Une coopération entre la France et l’Allemagne qui prend aussi des allures militaires : Paris et Berlin se garantissent et s’assurent mutuellement « toute aide et soutien possibles », également par le biais d’«instruments militaires». Un soutien qui cependant ne se traduit pas par une coopération efficace dans le domaine des acquisitions militaires : le récent naufrage du programme de développement d’un nouveau patrouilleur maritime, le Maws, et la très probable sortie de l’Allemagne du Tigre d’Eurocopter (après celui de l’Australie), constituent l’épreuve d’un profond problème d’incompatibilité de ce point de vue.

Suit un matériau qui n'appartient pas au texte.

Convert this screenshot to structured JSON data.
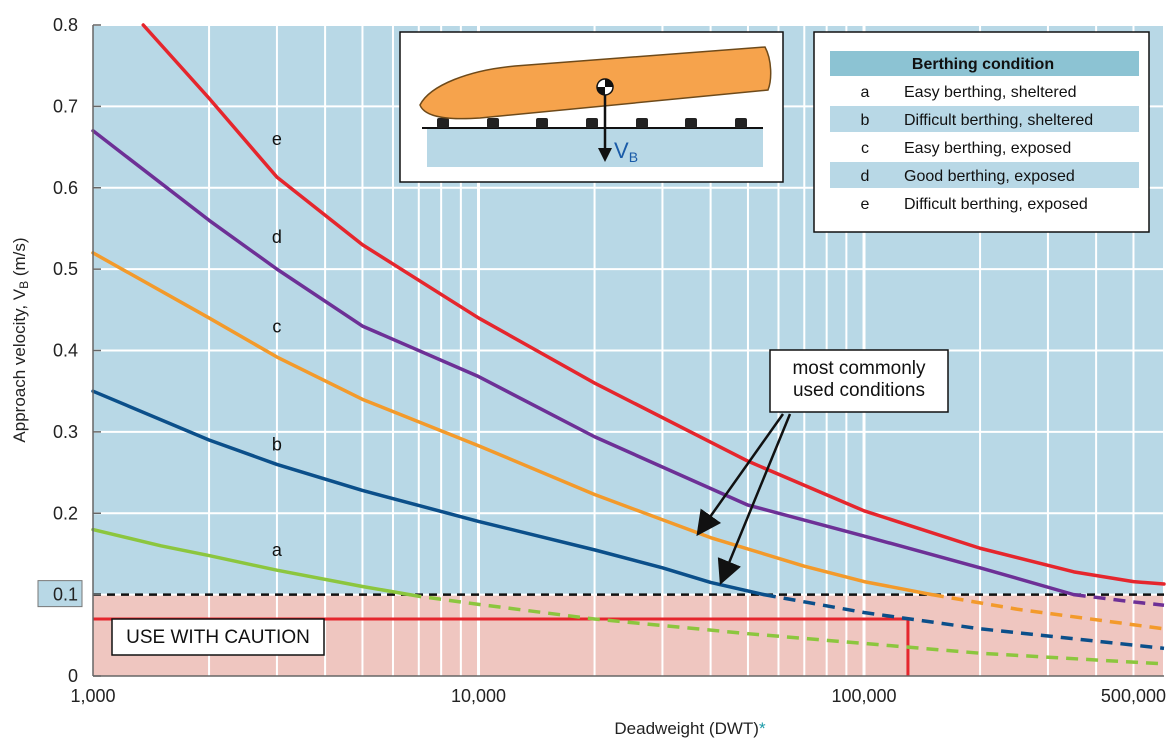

Pourtant, l’axe Berlin-Paris résiste, et, pour en venir à des questions plus endogènes, l’Italie devrait profiter de ces divergences dans le domaine des programmes d’armement pour entrer et tenter de détacher l’Allemagne de la France et de transformer l’axe en triangle, ajoute Paolo Mauri dans son analyse.

Pendant ce temps, la question d’Aukus ne semble pas avoir pris fin : l’ambassadeur de France à Canberra, Jean-Pierre Thébault, a déclaré mercredi 3 novembre au National Press Club, à son retour en Australie après son bref rappel à Paris « pour consultations » en septembre, que la signature d’Aukus était un prémédité coup de poignard dans le dos. M. Thebault a déclaré que le gouvernement australien avait « délibérément » tenu la France dans l’ignorance de son intention de suspendre le programme de plusieurs milliards de dollars pour de nouveaux sous-marins, une accusation que le Premier ministre australien Scott Morrison a rejetée avec véhémence.

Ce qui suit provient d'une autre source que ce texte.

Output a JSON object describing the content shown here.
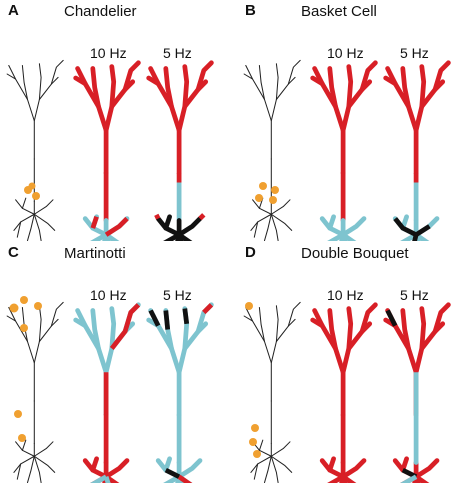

Pour être juste, Paris aurait dû «flairer» depuis longtemps la décision de Canberra. Les Australiens ont exprimé à plusieurs reprises des inquiétudes concernant le programme « Shortfin Barracuda » en raison du retard dans le calendrier et de l’augmentation des coûts qui en résulte. Au cours des dernières années, plusieurs voix autorisées ont émis des critiques à l’égard des sous-marins, également considérés comme inadaptés aux besoins de la Royal Australian Navy : un pays comme l’Australie, qui est fondamentalement un continent bordé par deux océans, a besoin d’unités à propulsion nucléaire afin de pouvoir effectuer efficacement des missions de patrouille en haute mer. Les « Shortfin Barracudas » à propulsion « conventionnelle », bien qu’ils aient la capacité de rester en mer pendant 90 jours, étaient néanmoins considérés comme inférieurs aux unités de propulsion atomiques. L’affaire Aukus semble alors loin d’être close, Paris se contentant de modifier la cible de ses invectives, a plutôt éliminé les Etats-Unis de la liste des « méchants ».